Even so, we have to look at what led these normal young men to behave like that, if we are to have any hope of putting a stop to it for the future. This is not the place (there is not room and I am not well enough informed) to look for the inexcusable explanations that we have to deal with. But there is an underlying theme that we are all conscious of, that is frightening in itself - the religious dimension. These young men are characterised mainly as Muslim. It is surprising that they are British (in one case Jamaican), it is interesting that they have in the main Pakistani family origins, but we accept without a murmur that they were Muslim.
It has been pointed out that comparisons with the troubles in Northern Ireland are false - that the IRA never proclaimed that their war was to promote Catholicism - their war was political. But that does not stop us recognising that the republican movement in Northern Ireland is mainly a Catholic movement and that the loyalists are mainly Protestant. There are very few voices in the 6 Counties proclaiming that they are atheist.
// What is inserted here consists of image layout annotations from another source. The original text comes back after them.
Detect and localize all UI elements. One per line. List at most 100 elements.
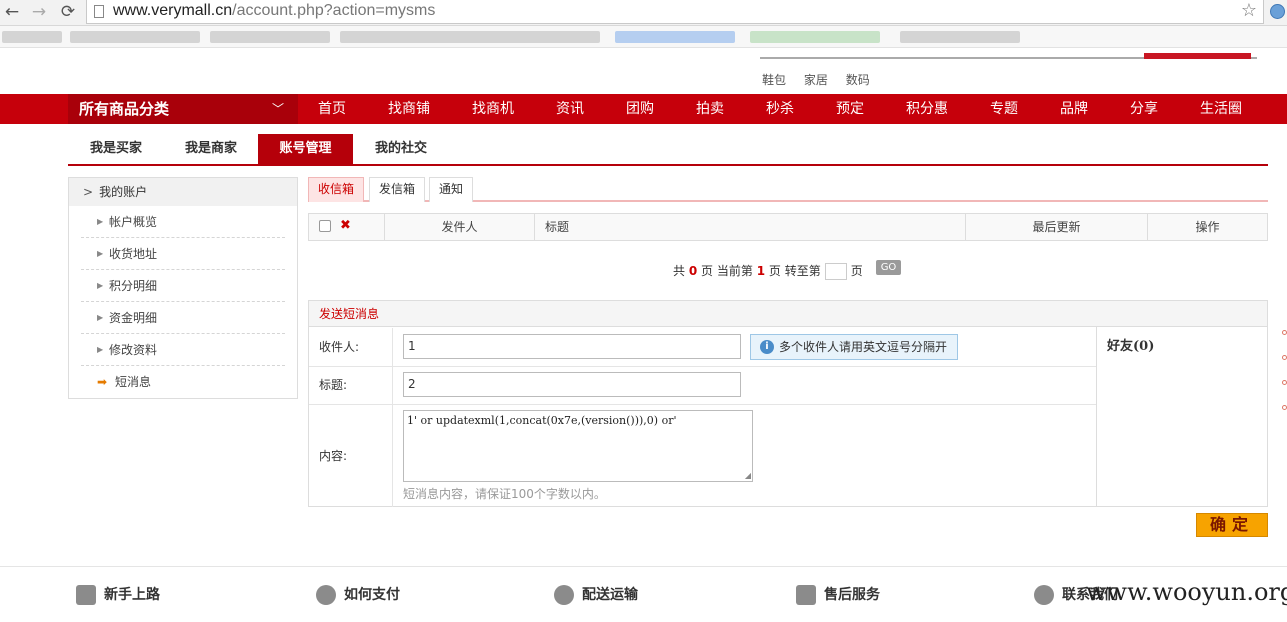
sidebar-item-label: 帐户概览 xyxy=(109,215,158,229)
nav-item[interactable]: 专题 xyxy=(990,94,1018,124)
tab-outbox[interactable]: 发信箱 xyxy=(369,177,426,202)
resize-handle-icon[interactable]: ◢ xyxy=(745,472,751,480)
column-last-updated: 最后更新 xyxy=(966,214,1148,240)
subject-input[interactable]: 2 xyxy=(403,372,741,397)
sidebar-item-label: 收货地址 xyxy=(109,247,158,261)
divider xyxy=(309,404,1097,405)
footer-label: 新手上路 xyxy=(104,587,160,603)
hot-keyword[interactable]: 数码 xyxy=(846,73,870,87)
total-pages: 0 xyxy=(688,264,698,278)
sidebar-item-points[interactable]: ▶ 积分明细 xyxy=(81,270,285,302)
go-button[interactable]: GO xyxy=(876,260,901,275)
sidebar-item-overview[interactable]: ▶ 帐户概览 xyxy=(81,206,285,238)
extension-globe-icon[interactable] xyxy=(1270,4,1285,19)
footer-newbie[interactable]: 新手上路 xyxy=(76,582,160,608)
pager-text: 页 当前第 xyxy=(701,264,753,278)
divider xyxy=(309,366,1097,367)
delete-icon[interactable]: ✖ xyxy=(340,214,351,238)
side-tool-icon[interactable] xyxy=(1282,405,1287,410)
tab-social[interactable]: 我的社交 xyxy=(375,134,427,164)
main-nav: 所有商品分类 ﹀ 首页 找商铺 找商机 资讯 团购 拍卖 秒杀 预定 积分惠 专… xyxy=(0,94,1287,124)
footer-payment[interactable]: 如何支付 xyxy=(316,582,400,608)
pagination: 共 0 页 当前第 1 页 转至第 页 xyxy=(673,262,863,280)
sidebar-item-label: 修改资料 xyxy=(109,343,158,357)
floating-side-tools xyxy=(1282,330,1287,460)
tab-notifications[interactable]: 通知 xyxy=(429,177,474,202)
all-categories-menu[interactable]: 所有商品分类 ﹀ xyxy=(68,94,298,124)
column-actions: 操作 xyxy=(1195,220,1220,234)
friends-panel: 好友(0) xyxy=(1096,327,1267,506)
sidebar-item-address[interactable]: ▶ 收货地址 xyxy=(81,238,285,270)
sidebar-item-messages[interactable]: ➡ 短消息 xyxy=(81,366,285,398)
footer-label: 如何支付 xyxy=(344,587,400,603)
nav-item[interactable]: 找商机 xyxy=(472,94,514,124)
handshake-icon xyxy=(316,585,336,605)
hot-keyword[interactable]: 鞋包 xyxy=(762,73,786,87)
nav-item[interactable]: 秒杀 xyxy=(766,94,794,124)
bookmark-blurred[interactable] xyxy=(210,31,330,43)
bookmark-blurred[interactable] xyxy=(615,31,735,43)
account-sidebar: > 我的账户 ▶ 帐户概览 ▶ 收货地址 ▶ 积分明细 ▶ 资金明细 ▶ 修改资料 ➡ 短消息 xyxy=(68,177,298,399)
forward-icon[interactable]: → xyxy=(29,2,49,22)
footer-label: 配送运输 xyxy=(582,587,638,603)
side-tool-icon[interactable] xyxy=(1282,355,1287,360)
search-button-edge[interactable] xyxy=(1144,53,1251,59)
sidebar-header[interactable]: > 我的账户 xyxy=(69,178,297,206)
side-tool-icon[interactable] xyxy=(1282,380,1287,385)
page-number-input[interactable] xyxy=(824,263,847,280)
bookmark-blurred[interactable] xyxy=(2,31,62,43)
nav-item[interactable]: 品牌 xyxy=(1060,94,1088,124)
service-icon xyxy=(796,585,816,605)
bookmark-star-icon[interactable]: ☆ xyxy=(1241,1,1257,21)
nav-item[interactable]: 首页 xyxy=(318,94,346,124)
nav-item[interactable]: 积分惠 xyxy=(906,94,948,124)
side-tool-icon[interactable] xyxy=(1282,330,1287,335)
info-icon: i xyxy=(760,340,774,354)
url-text[interactable]: www.verymall.cn/account.php?action=mysms xyxy=(113,1,435,21)
content-textarea[interactable]: 1' or updatexml(1,concat(0x7e,(version()… xyxy=(403,410,753,482)
send-message-title: 发送短消息 xyxy=(309,301,1267,327)
chevron-down-icon: ﹀ xyxy=(271,102,284,116)
tab-seller[interactable]: 我是商家 xyxy=(185,134,237,164)
triangle-right-icon: ▶ xyxy=(97,345,104,354)
tab-account-management[interactable]: 账号管理 xyxy=(258,134,353,164)
question-icon xyxy=(554,585,574,605)
page-icon xyxy=(94,5,104,18)
nav-item[interactable]: 拍卖 xyxy=(696,94,724,124)
footer-after-sales[interactable]: 售后服务 xyxy=(796,582,880,608)
sidebar-item-edit-profile[interactable]: ▶ 修改资料 xyxy=(81,334,285,366)
sidebar-item-funds[interactable]: ▶ 资金明细 xyxy=(81,302,285,334)
bookmark-blurred[interactable] xyxy=(340,31,600,43)
url-host: www.verymall.cn xyxy=(113,2,233,19)
nav-item[interactable]: 生活圈 xyxy=(1200,94,1242,124)
watermark: www.wooyun.org xyxy=(1086,578,1287,606)
nav-item[interactable]: 预定 xyxy=(836,94,864,124)
address-bar[interactable]: www.verymall.cn/account.php?action=mysms… xyxy=(86,0,1264,24)
bookmark-blurred[interactable] xyxy=(900,31,1020,43)
content-text: 1' or updatexml(1,concat(0x7e,(version()… xyxy=(407,414,677,427)
confirm-button[interactable]: 确定 xyxy=(1196,513,1268,537)
bookmark-blurred[interactable] xyxy=(70,31,200,43)
nav-item[interactable]: 团购 xyxy=(626,94,654,124)
nav-item[interactable]: 找商铺 xyxy=(388,94,430,124)
friends-label[interactable]: 好友(0) xyxy=(1107,339,1154,354)
hot-keyword[interactable]: 家居 xyxy=(804,73,828,87)
chevron-right-icon: > xyxy=(83,185,94,199)
triangle-right-icon: ▶ xyxy=(97,217,104,226)
nav-item[interactable]: 资讯 xyxy=(556,94,584,124)
select-column: ✖ xyxy=(309,214,385,240)
select-all-checkbox[interactable] xyxy=(319,220,331,232)
inbox-table-header: ✖ 发件人 标题 最后更新 操作 xyxy=(308,213,1268,241)
back-icon[interactable]: ← xyxy=(2,2,22,22)
nav-item[interactable]: 分享 xyxy=(1130,94,1158,124)
footer-label: 售后服务 xyxy=(824,587,880,603)
send-message-panel: 发送短消息 收件人: 1 i 多个收件人请用英文逗号分隔开 标题: 2 内容: 1… xyxy=(308,300,1268,507)
reload-icon[interactable]: ⟳ xyxy=(58,2,78,22)
bookmark-blurred[interactable] xyxy=(750,31,880,43)
tab-buyer[interactable]: 我是买家 xyxy=(90,134,142,164)
tab-inbox[interactable]: 收信箱 xyxy=(308,177,365,202)
hint-text: 多个收件人请用英文逗号分隔开 xyxy=(779,340,948,354)
footer-shipping[interactable]: 配送运输 xyxy=(554,582,638,608)
recipient-input[interactable]: 1 xyxy=(403,334,741,359)
recipient-label: 收件人: xyxy=(309,328,393,366)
There is a very heavy responsibility on organised religion (of all faiths) to search out the so-called fundamentalists who have distorted the religions they proclaim and to re-teach them the true fundamentals of their religion - which in almost every case are based on Love. If necessary they have to deny these people access to and membership of their religion unless and until they can adopt those true fundamentals.
Christians are as guilty as any of harbouring and covering up false fundamentalism - Northern Ireland (both sides!) and the Apartheid dogma of the South African Church are recent examples.
The following story is borrowed from Emo Phillips, quoted in the Independent a few weeks ago.
"I was walking across a bridge one day and I saw a man about to jump.
I said, 'Stop, don't do it.'
'Why shouldn't I?' he asked.
'Well, are you Christian?' I asked.
He said: 'Yes.'
I said, 'Me too. Are you Catholic or Protestant?'
'Me too. Are you Episcopalian or Baptist?'
'Wow, me too. Are you Baptist Church of God or Baptist Church of The Lord?' 'Baptist Church of God.'
'Me too. Are you original Baptist Church of God, or are you reformed Baptist Church of God?'
'Reformed Baptist Church of God.'
'Me too. Are you Reformed Baptist Church of God, reformation of 1879, or Reformed Church of God, reformation of 1915?'
He said, 'Reformation of 1915.'
I said 'Die, heretic scum,' and pushed him off."